Having professional liability insurance helps protect your business from such lawsuits and associated claims.

With it, you can cover the legal fees if the client filed a lawsuit, refund the client or cover the costs of redoing the job to the client’s satisfaction.

8.    Disability Insurance for Photographers

Photographers are kind of “superhumans.” They can transform or edit a picture to take a different form entirely.

But what most photographers don’t have control over is their health. As a photographer, you may fall sick, lose a finger or in a worst-case scenario, become disabled.

How would your photography business thrive if you are not there to keep it operating optimally?

Having disability insurance is a smart move to curtail the likely financial downturn of your business if you become disabled.

The insurance covers the income you could have earned if you weren’t disabled.

What Additional Coverage Comes with Photographer Equipment Insurance?

Camera insurance typically covers your camera and its lenses. However, coverage options include your laptop, computer, or Mac.

You may be able to claim the covered items if they are stolen, damaged, lost, or unable to function again.

In addition to protecting the camera, the policy can also cover your darkroom equipment, tripods, and bags.

How Much Does It Cost to Purchase Photography Insurance Cost?

The best way to determine the cost of photographer equipment insurance is by calculating either the Actual Cost Value or Replacement Cost.

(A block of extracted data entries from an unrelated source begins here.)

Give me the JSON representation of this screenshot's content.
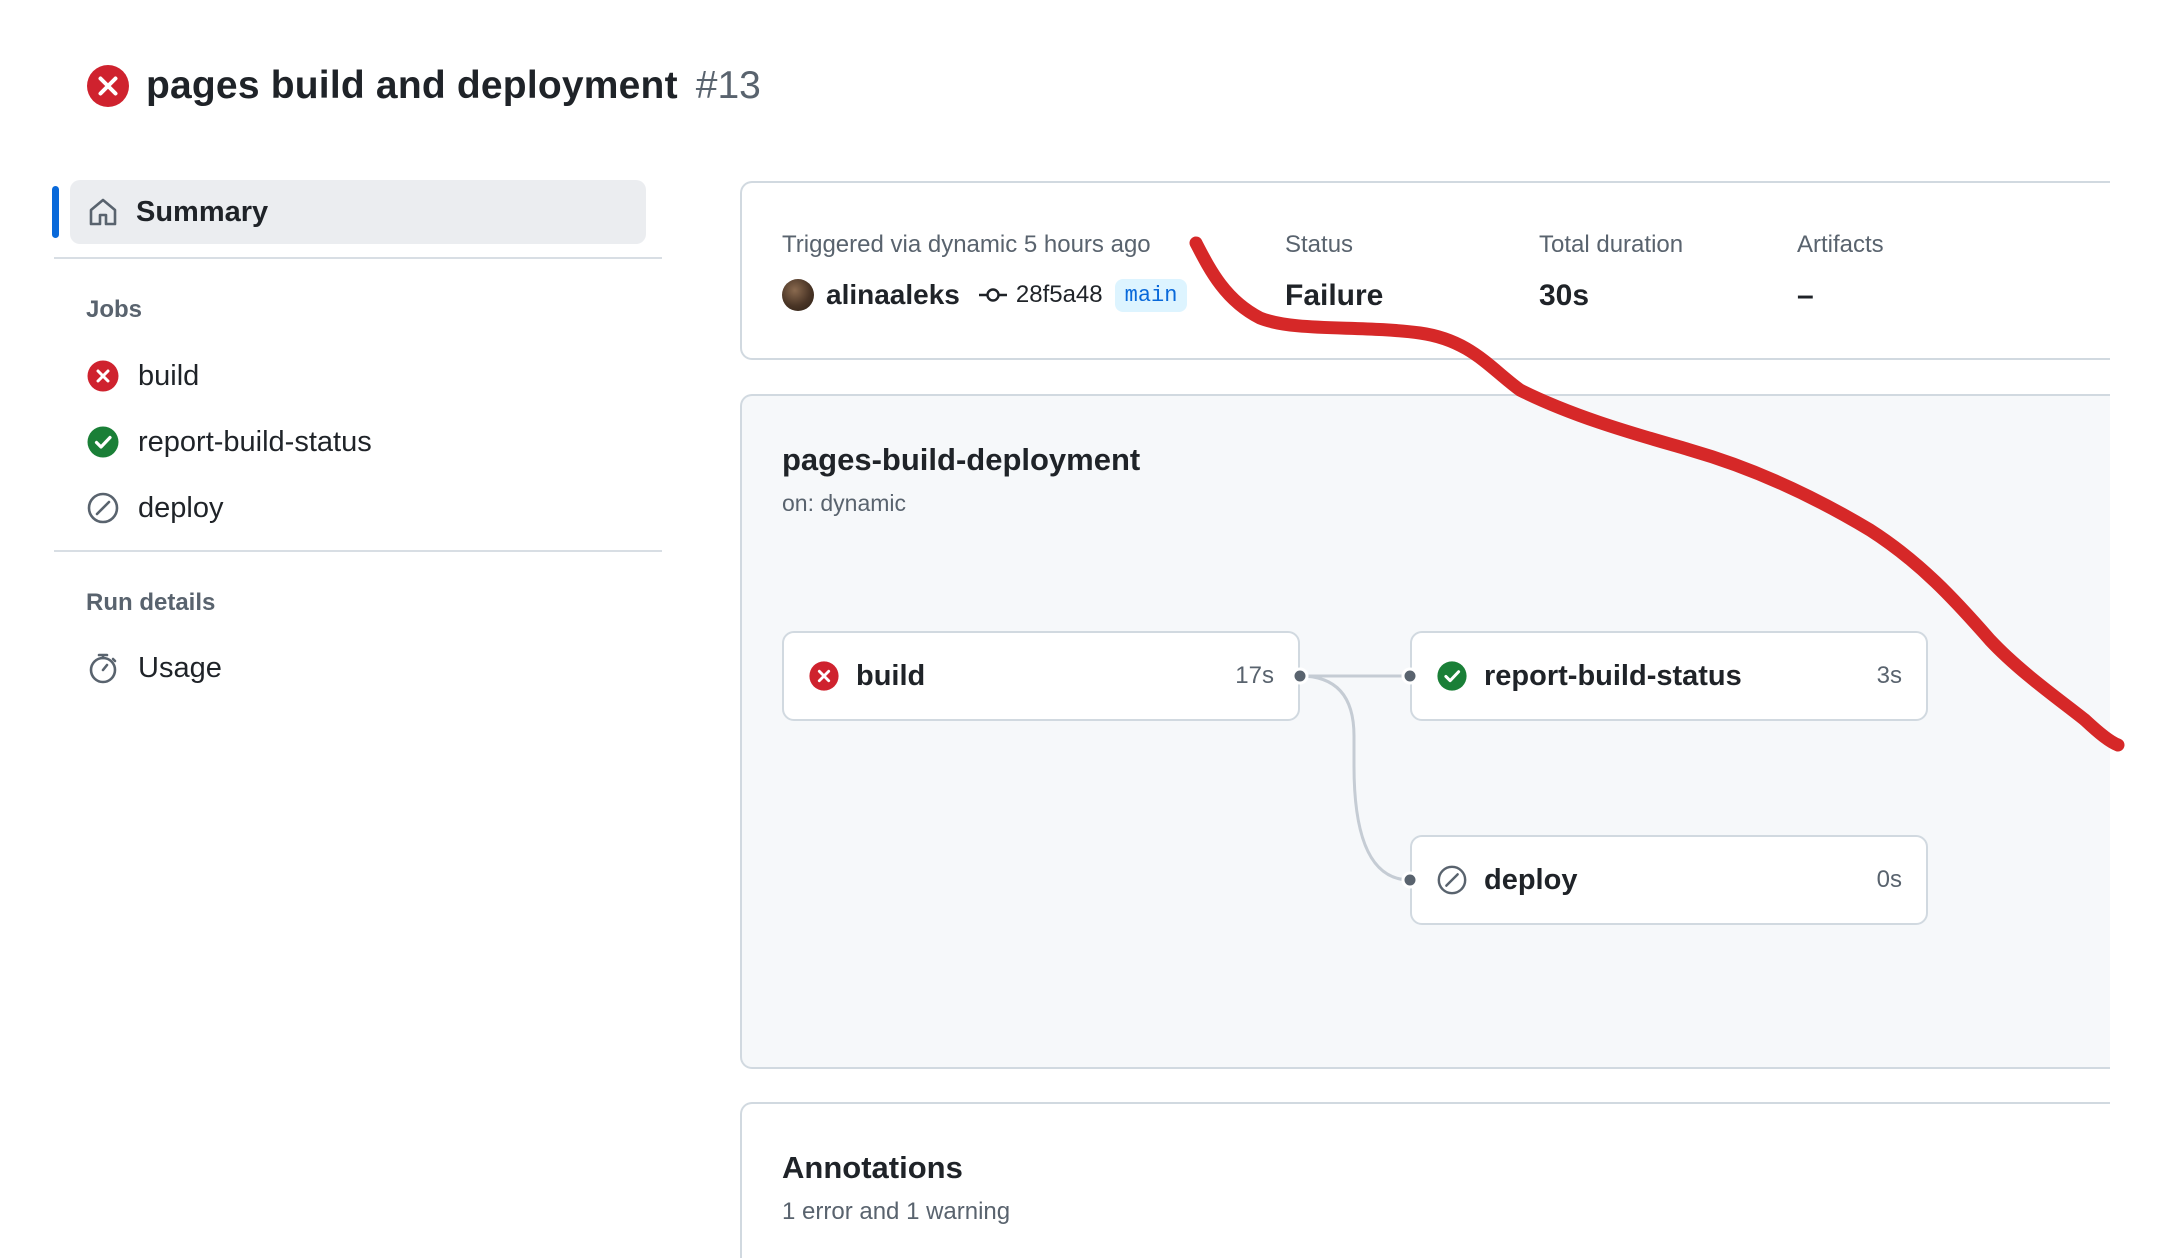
{
  "run": {
    "title": "pages build and deployment",
    "number": "#13",
    "status_color": "#cf222e"
  },
  "sidebar": {
    "summary_label": "Summary",
    "jobs_heading": "Jobs",
    "jobs": [
      {
        "label": "build",
        "status": "failure",
        "icon": "x-circle-icon"
      },
      {
        "label": "report-build-status",
        "status": "success",
        "icon": "check-circle-icon"
      },
      {
        "label": "deploy",
        "status": "skipped",
        "icon": "skipped-icon"
      }
    ],
    "run_details_heading": "Run details",
    "usage_label": "Usage"
  },
  "summary": {
    "triggered_text": "Triggered via dynamic 5 hours ago",
    "author": "alinaaleks",
    "commit_sha": "28f5a48",
    "branch": "main",
    "status_label": "Status",
    "status_value": "Failure",
    "duration_label": "Total duration",
    "duration_value": "30s",
    "artifacts_label": "Artifacts",
    "artifacts_value": "–"
  },
  "workflow": {
    "name": "pages-build-deployment",
    "trigger": "on: dynamic",
    "jobs": [
      {
        "name": "build",
        "duration": "17s",
        "status": "failure"
      },
      {
        "name": "report-build-status",
        "duration": "3s",
        "status": "success"
      },
      {
        "name": "deploy",
        "duration": "0s",
        "status": "skipped"
      }
    ]
  },
  "annotations": {
    "title": "Annotations",
    "summary": "1 error and 1 warning"
  },
  "colors": {
    "failure": "#cf222e",
    "success": "#1a7f37",
    "accent": "#0969da",
    "muted": "#59636e",
    "scribble": "#d62828"
  }
}
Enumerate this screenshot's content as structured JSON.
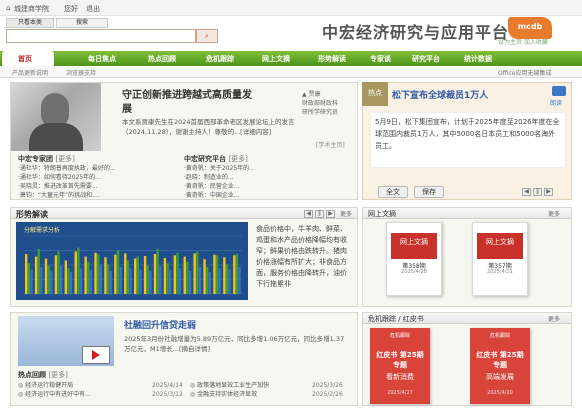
{
  "topbar": {
    "site": "城建商学院",
    "user": "您好",
    "logout": "退出"
  },
  "search": {
    "tab1": "只看本类",
    "tab2": "搜索",
    "placeholder": ""
  },
  "header": {
    "title": "中宏经济研究与应用平台",
    "logo": "mcdb",
    "sublinks": "设为主页 加入收藏"
  },
  "nav": [
    "首页",
    "每日焦点",
    "热点回顾",
    "危机跟踪",
    "网上文摘",
    "形势解读",
    "专家谈",
    "研究平台",
    "统计数据"
  ],
  "subnav": {
    "left1": "产品更新说明",
    "left2": "浏览器支持",
    "right": "Office应用无缝集成"
  },
  "feature": {
    "title1": "守正创新推进跨越式高质量发",
    "title2": "展",
    "side": [
      "▲ 贾康",
      "财政部财政科",
      "研所学研究员"
    ],
    "body": "本文系贾康先生在2024首届西部革命老区发展论坛上的发言（2024.11.28），谢谢主持人！尊敬的...[详细内容]",
    "tag": "[学术主页]"
  },
  "lists": {
    "expert_title": "中宏专家团",
    "more": "[更多]",
    "expert_items": [
      "·通社华：特朗普再度执政，最好的...",
      "·通社华：如何看待2025年的...",
      "·吴晓灵：推进改革首先需要...",
      "·萧钧：“大童元年”的挑战和...."
    ],
    "platform_title": "中宏研究平台",
    "platform_items": [
      "·黄奇帆：关于2025年的...",
      "·赵晓：制造业的...",
      "·黄奇帆：民营企业...",
      "·黄奇帆：中国企业..."
    ]
  },
  "news": {
    "tag": "热点",
    "title": "松下宣布全球裁员1万人",
    "audio": "朗读",
    "body": "5月9日，松下集团宣布，计划于2025年度至2026年度在全球范围内裁员1万人，其中5000名日本员工和5000名海外员工。",
    "btn_all": "全文",
    "btn_save": "保存"
  },
  "trend": {
    "title": "形势解读",
    "more": "更多",
    "chart_title": "分解需求分析",
    "text": "食品价格中，牛羊肉、鲜菜、鸡蛋和水产品价格降幅均有收窄；鲜果价格由跌转升。猪肉价格涨幅有所扩大；非食品方面，服务价格由降转升，油价下行拖累非"
  },
  "digest": {
    "title": "网上文摘",
    "more": "更多",
    "books": [
      {
        "name": "网上文摘",
        "issue": "第358期",
        "date": "2025/4/28"
      },
      {
        "name": "网上文摘",
        "issue": "第357期",
        "date": "2025/4/21"
      }
    ]
  },
  "chart_data": {
    "type": "bar",
    "title": "分解需求分析",
    "categories": [
      "1",
      "2",
      "3",
      "4",
      "5",
      "6",
      "7",
      "8",
      "9",
      "10",
      "11",
      "12",
      "13",
      "14",
      "15",
      "16",
      "17",
      "18",
      "19",
      "20",
      "21",
      "22"
    ],
    "series": [
      {
        "name": "",
        "values": [
          62,
          58,
          55,
          60,
          52,
          66,
          58,
          64,
          57,
          61,
          63,
          55,
          59,
          62,
          56,
          60,
          58,
          63,
          54,
          61,
          57,
          60
        ],
        "color": "#f3c418"
      },
      {
        "name": "",
        "values": [
          48,
          70,
          44,
          66,
          40,
          72,
          50,
          62,
          46,
          68,
          52,
          58,
          44,
          70,
          48,
          64,
          50,
          66,
          42,
          60,
          46,
          62
        ],
        "color": "#3a9f3a"
      },
      {
        "name": "",
        "values": [
          38,
          42,
          36,
          44,
          34,
          40,
          38,
          46,
          36,
          42,
          40,
          38,
          36,
          44,
          38,
          40,
          36,
          42,
          34,
          40,
          38,
          42
        ],
        "color": "#3b6fc9"
      }
    ],
    "ylim": [
      0,
      90
    ]
  },
  "credit": {
    "title": "社融回升信贷走弱",
    "body": "2025年3月份社融增量为5.89万亿元，同比多增1.06万亿元，同比多增1.37万亿元，M1增长...[摘自详情]"
  },
  "hot": {
    "title": "热点回顾",
    "more": "[更多]",
    "items": [
      {
        "text": "◎ 经济运行稳健开局",
        "date": "2025/4/14"
      },
      {
        "text": "◎ 政策落地显效工业生产加快",
        "date": "2025/3/26"
      },
      {
        "text": "◎ 经济运行中有进好中有...",
        "date": "2025/3/12"
      },
      {
        "text": "◎ 金融支持实体经济显效",
        "date": "2025/2/26"
      }
    ]
  },
  "crisis": {
    "title": "危机跟踪 / 红皮书",
    "more": "更多",
    "books": [
      {
        "badge": "危机跟踪",
        "title": "红皮书 第25期 专题",
        "sub": "看新消费",
        "date": "2025/4/27"
      },
      {
        "badge": "危机跟踪",
        "title": "红皮书 第25期 专题",
        "sub": "高端发展",
        "date": "2025/4/20"
      }
    ]
  }
}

Actual Cost Value (ACV) is the depreciated amount of the photography equipment you insured. If you bought a Nikon camera for $4,000 in 2018, your photographer equipment insurance provider may pay only $2,000. This is after factoring in the depreciation of the camera in the last 4 years.

Actual Cost Value is ideal for photographers who want to pay lower premiums. However, you must understand that the cash value you get may be insufficient to replace the lost or damaged photography items.

On the other hand, there is the Replacement Cost which pays the exact cost of purchasing the lost or damaged items. Say you bought a camera for $4,000 you will get the same amount back.

With Replacement Cost coverage, you can replace the photography equipment faster, provided the cost is within the same price range as when it was originally bought.

The only downside to the Replacement Cost coverage is that you will pay a higher premium to keep it active.

Final Thoughts: Protect Your Photography Business with Photographer Equipment Insurance

Your photography studio, camera, lenses, and laptops need to be covered with photographer equipment insurance. That way, you would be able to replace or repair any of those items if they get damaged, stolen, or lost in the course of using them.